A: When I’m in the middle of shooting, I often change lenses to try out different ideas, but I find I just keep going back to the 50mm focal length because it gives just the right amount of perspective I look for in my images. Shooting with the Leica M9 and 50mm Summilux ASPH at f/4 is just incredible.

I just got my new 35mm f/1.4 Summilux ASPH. FLE and I can’t stop raving about it. I like it even more than my 35mm Summicron ASPH, which is saying A LOT!

Q: There is a definite retro quality to your close-up portrait of a model with sensuous lips and a vintage hairdo posed against a floral background– it almost looks like a still taken from Gone With The Wind! Can you tell us something about this image and what you were trying to convey?

A: I wanted to shoot a very dynamic beauty story that was bold in color but still soft in my subject (model) and concept (florals), so I shot with a pretty big open aperture. I like the play on vibrancy against delicacy.

Q: With one possible exception, the images in your blog portfolio are either high contrast or low contrast. What influences your decision in which way to go, do you think you favor contrast extremes and if so, can you tell us about how this fits into your creative process.

A: Yes! I’m all about contrast extremes. I like how fashion photography can be this big, bold, larger-than-life world on one side of the coin, and super intimate low-tech/low-key on the other. I choose one style over the other based on the wardrobe/model/environment/makeup and vice versa. All these elements need to be cohesive and appropriate in order to complete the planned idea. Before going into a shoot I will always create mood boards of images that inspire me and have a creative brief with my team to make sure we are all on the same page. Unlike other genres of photography, fashion photography is a very collaborative process.

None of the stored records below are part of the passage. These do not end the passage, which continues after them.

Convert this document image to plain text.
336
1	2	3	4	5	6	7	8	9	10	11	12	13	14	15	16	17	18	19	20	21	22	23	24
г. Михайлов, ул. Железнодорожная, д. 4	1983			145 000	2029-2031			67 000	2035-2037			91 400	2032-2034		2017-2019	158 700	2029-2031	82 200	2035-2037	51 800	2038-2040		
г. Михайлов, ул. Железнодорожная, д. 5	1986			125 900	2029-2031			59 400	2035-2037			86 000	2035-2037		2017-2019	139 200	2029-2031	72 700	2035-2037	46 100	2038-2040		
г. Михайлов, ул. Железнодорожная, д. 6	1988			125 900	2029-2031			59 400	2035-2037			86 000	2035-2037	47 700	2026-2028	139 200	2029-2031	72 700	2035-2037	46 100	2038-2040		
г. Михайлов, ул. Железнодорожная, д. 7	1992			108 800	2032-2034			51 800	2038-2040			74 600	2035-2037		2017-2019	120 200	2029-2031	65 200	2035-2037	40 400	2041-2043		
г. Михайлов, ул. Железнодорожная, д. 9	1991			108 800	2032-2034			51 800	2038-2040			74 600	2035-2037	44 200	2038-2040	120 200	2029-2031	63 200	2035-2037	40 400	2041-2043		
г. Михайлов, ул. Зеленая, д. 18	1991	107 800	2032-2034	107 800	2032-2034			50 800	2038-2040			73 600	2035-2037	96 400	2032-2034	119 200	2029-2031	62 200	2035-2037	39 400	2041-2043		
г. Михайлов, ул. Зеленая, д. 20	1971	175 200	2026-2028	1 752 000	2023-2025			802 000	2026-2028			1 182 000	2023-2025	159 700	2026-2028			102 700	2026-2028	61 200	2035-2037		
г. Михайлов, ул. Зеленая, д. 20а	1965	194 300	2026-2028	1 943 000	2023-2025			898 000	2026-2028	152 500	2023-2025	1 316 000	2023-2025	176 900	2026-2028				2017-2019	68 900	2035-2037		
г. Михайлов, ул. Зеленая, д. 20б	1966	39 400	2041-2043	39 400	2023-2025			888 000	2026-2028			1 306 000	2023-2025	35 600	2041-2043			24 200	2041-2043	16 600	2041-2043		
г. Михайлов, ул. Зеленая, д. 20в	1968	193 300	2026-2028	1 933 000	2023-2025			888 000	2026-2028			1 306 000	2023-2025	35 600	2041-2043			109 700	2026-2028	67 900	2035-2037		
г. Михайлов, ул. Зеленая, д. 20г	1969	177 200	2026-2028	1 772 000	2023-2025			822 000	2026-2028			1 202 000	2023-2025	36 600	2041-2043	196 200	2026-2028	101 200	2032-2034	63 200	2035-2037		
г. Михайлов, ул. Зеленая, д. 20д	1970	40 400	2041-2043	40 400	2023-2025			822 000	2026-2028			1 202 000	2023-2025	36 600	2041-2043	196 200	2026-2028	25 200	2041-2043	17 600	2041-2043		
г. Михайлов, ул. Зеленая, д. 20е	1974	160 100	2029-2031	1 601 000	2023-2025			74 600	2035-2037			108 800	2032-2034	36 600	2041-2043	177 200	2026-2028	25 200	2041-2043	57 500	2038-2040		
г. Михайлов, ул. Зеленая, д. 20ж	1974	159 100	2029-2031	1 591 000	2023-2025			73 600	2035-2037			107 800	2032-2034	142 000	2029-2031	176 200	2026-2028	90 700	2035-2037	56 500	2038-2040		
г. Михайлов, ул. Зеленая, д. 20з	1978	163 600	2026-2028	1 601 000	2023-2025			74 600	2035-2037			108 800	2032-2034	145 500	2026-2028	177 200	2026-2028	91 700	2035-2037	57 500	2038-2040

Q: How do you see your photography evolving over, say the next 3-5 years and do you plan to explore any other genres professionally or as personal expression?

A: I’m in my 30s, so I am considered a young photographer. Right now I am focused on developing my commercial career, so that means landing bigger, high-profile jobs and clients and shooting more work on an international level.

I think being a good photographer means that you ALWAYS need to reinvent yourself and stay fresh.  I have a number of ideas for shoots I’d like to do but I can’t be sure it will determine my style in the next few years– it’s really a trial and error process.  The key is to just keep shooting!